Alors que le ministre iranien des Affaires étrangères déclare : « Nous formulerons sous trois jours un projet de proposition d’accord nucléaire » et souligne qu’« il n’y a pas de solution militaire et que seule la diplomatie est possible », un tout autre titre résonne à Téhéran : « Porte-avions lâches ».
Le régime affiche sa force et sa capacité de dissuasion sur la scène internationale, tout en mettant en garde contre des rapports « biaisés » de l’AIEA qui pourraient servir de prétexte à une attaque.
À l’intérieur du pays, la situation est radicalement différente.

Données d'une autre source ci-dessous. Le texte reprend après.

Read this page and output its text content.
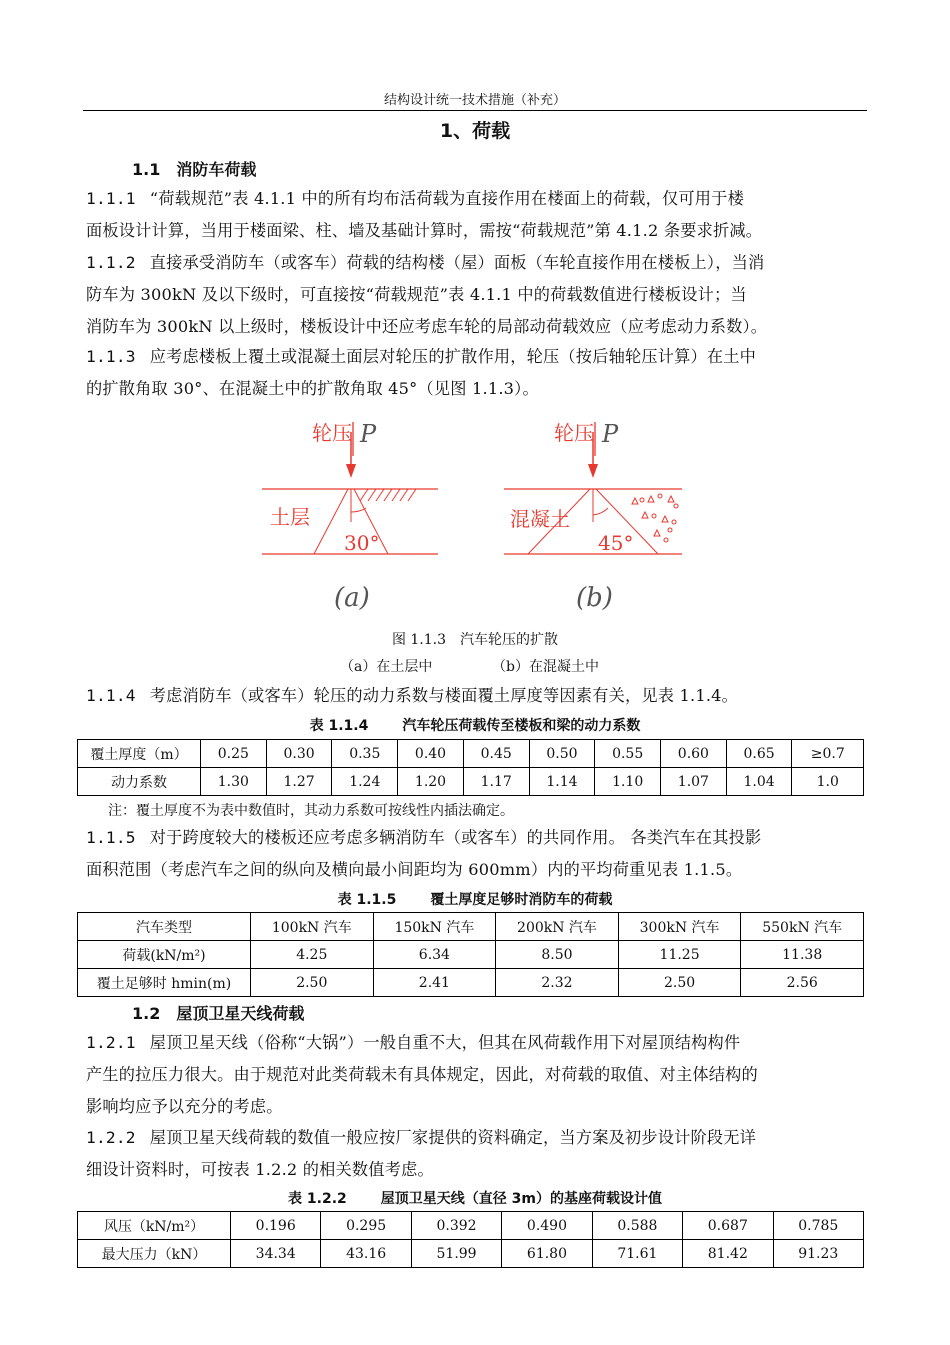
结构设计统一技术措施（补充）
1、荷载
1.1　消防车荷载
1.1.1 “荷载规范”表 4.1.1 中的所有均布活荷载为直接作用在楼面上的荷载，仅可用于楼
面板设计计算，当用于楼面梁、柱、墙及基础计算时，需按“荷载规范”第 4.1.2 条要求折减。
1.1.2 直接承受消防车（或客车）荷载的结构楼（屋）面板（车轮直接作用在楼板上），当消
防车为 300kN 及以下级时，可直接按“荷载规范”表 4.1.1 中的荷载数值进行楼板设计；当
消防车为 300kN 以上级时，楼板设计中还应考虑车轮的局部动荷载效应（应考虑动力系数）。
1.1.3 应考虑楼板上覆土或混凝土面层对轮压的扩散作用，轮压（按后轴轮压计算）在土中
的扩散角取 30°、在混凝土中的扩散角取 45°（见图 1.1.3）。
轮压 P
土层
30°
(a)
轮压 P
混凝土
45°
(b)
图 1.1.3　汽车轮压的扩散
（a）在土层中	（b）在混凝土中
1.1.4 考虑消防车（或客车）轮压的动力系数与楼面覆土厚度等因素有关，见表 1.1.4。
表 1.1.4 汽车轮压荷载传至楼板和梁的动力系数
覆土厚度（m）	0.25	0.30	0.35	0.40	0.45	0.50	0.55	0.60	0.65	≥0.7
动力系数	1.30	1.27	1.24	1.20	1.17	1.14	1.10	1.07	1.04	1.0
注：覆土厚度不为表中数值时，其动力系数可按线性内插法确定。
1.1.5 对于跨度较大的楼板还应考虑多辆消防车（或客车）的共同作用。 各类汽车在其投影
面积范围（考虑汽车之间的纵向及横向最小间距均为 600mm）内的平均荷重见表 1.1.5。
表 1.1.5 覆土厚度足够时消防车的荷载
汽车类型	100kN 汽车	150kN 汽车	200kN 汽车	300kN 汽车	550kN 汽车
荷载(kN/m²)	4.25	6.34	8.50	11.25	11.38
覆土足够时 hmin(m)	2.50	2.41	2.32	2.50	2.56
1.2　屋顶卫星天线荷载
1.2.1 屋顶卫星天线（俗称“大锅”）一般自重不大，但其在风荷载作用下对屋顶结构构件
产生的拉压力很大。由于规范对此类荷载未有具体规定，因此，对荷载的取值、对主体结构的
影响均应予以充分的考虑。
1.2.2 屋顶卫星天线荷载的数值一般应按厂家提供的资料确定，当方案及初步设计阶段无详
细设计资料时，可按表 1.2.2 的相关数值考虑。
表 1.2.2 屋顶卫星天线（直径 3m）的基座荷载设计值
风压（kN/m²）	0.196	0.295	0.392	0.490	0.588	0.687	0.785
最大压力（kN）	34.34	43.16	51.99	61.80	71.61	81.42	91.23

Le bureau Iran du Centre de Jérusalem pour les affaires publiques rapporte une « hausse de 75,6 % des prix des fruits et des noix en janvier », et la veille de Norouz est décrite comme « une soirée de fête mêlée de deuil ».

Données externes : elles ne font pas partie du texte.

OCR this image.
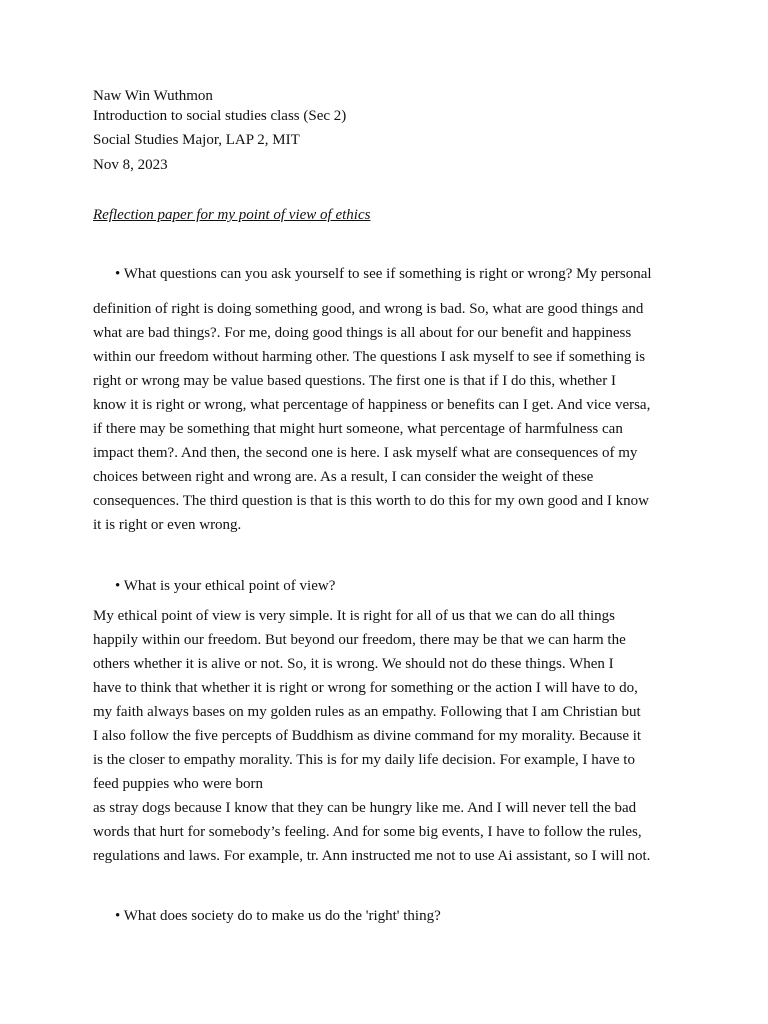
Naw Win Wuthmon
Introduction to social studies class (Sec 2)
Social Studies Major, LAP 2, MIT
Nov 8, 2023
Reflection paper for my point of view of ethics
• What questions can you ask yourself to see if something is right or wrong? My personal
definition of right is doing something good, and wrong is bad. So, what are good things and
what are bad things?. For me, doing good things is all about for our benefit and happiness
within our freedom without harming other. The questions I ask myself to see if something is
right or wrong may be value based questions. The first one is that if I do this, whether I
know it is right or wrong, what percentage of happiness or benefits can I get. And vice versa,
if there may be something that might hurt someone, what percentage of harmfulness can
impact them?. And then, the second one is here. I ask myself what are consequences of my
choices between right and wrong are. As a result, I can consider the weight of these
consequences. The third question is that is this worth to do this for my own good and I know
it is right or even wrong.
• What is your ethical point of view?
My ethical point of view is very simple. It is right for all of us that we can do all things
happily within our freedom. But beyond our freedom, there may be that we can harm the
others whether it is alive or not. So, it is wrong. We should not do these things. When I
have to think that whether it is right or wrong for something or the action I will have to do,
my faith always bases on my golden rules as an empathy. Following that I am Christian but
I also follow the five percepts of Buddhism as divine command for my morality. Because it
is the closer to empathy morality. This is for my daily life decision. For example, I have to
feed puppies who were born
as stray dogs because I know that they can be hungry like me. And I will never tell the bad
words that hurt for somebody’s feeling. And for some big events, I have to follow the rules,
regulations and laws. For example, tr. Ann instructed me not to use Ai assistant, so I will not.
• What does society do to make us do the 'right' thing?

Parallèlement, les disqualifications de candidats aux élections locales se poursuivent, et les étudiants sont perçus comme « une génération en deuil au sein d’une société fermée ».
La grande question est de savoir si l’accord de Genève changera quelque chose dans la réalité quotidienne ou s’il ne sera qu’une couche de peinture sur des murs fissurés.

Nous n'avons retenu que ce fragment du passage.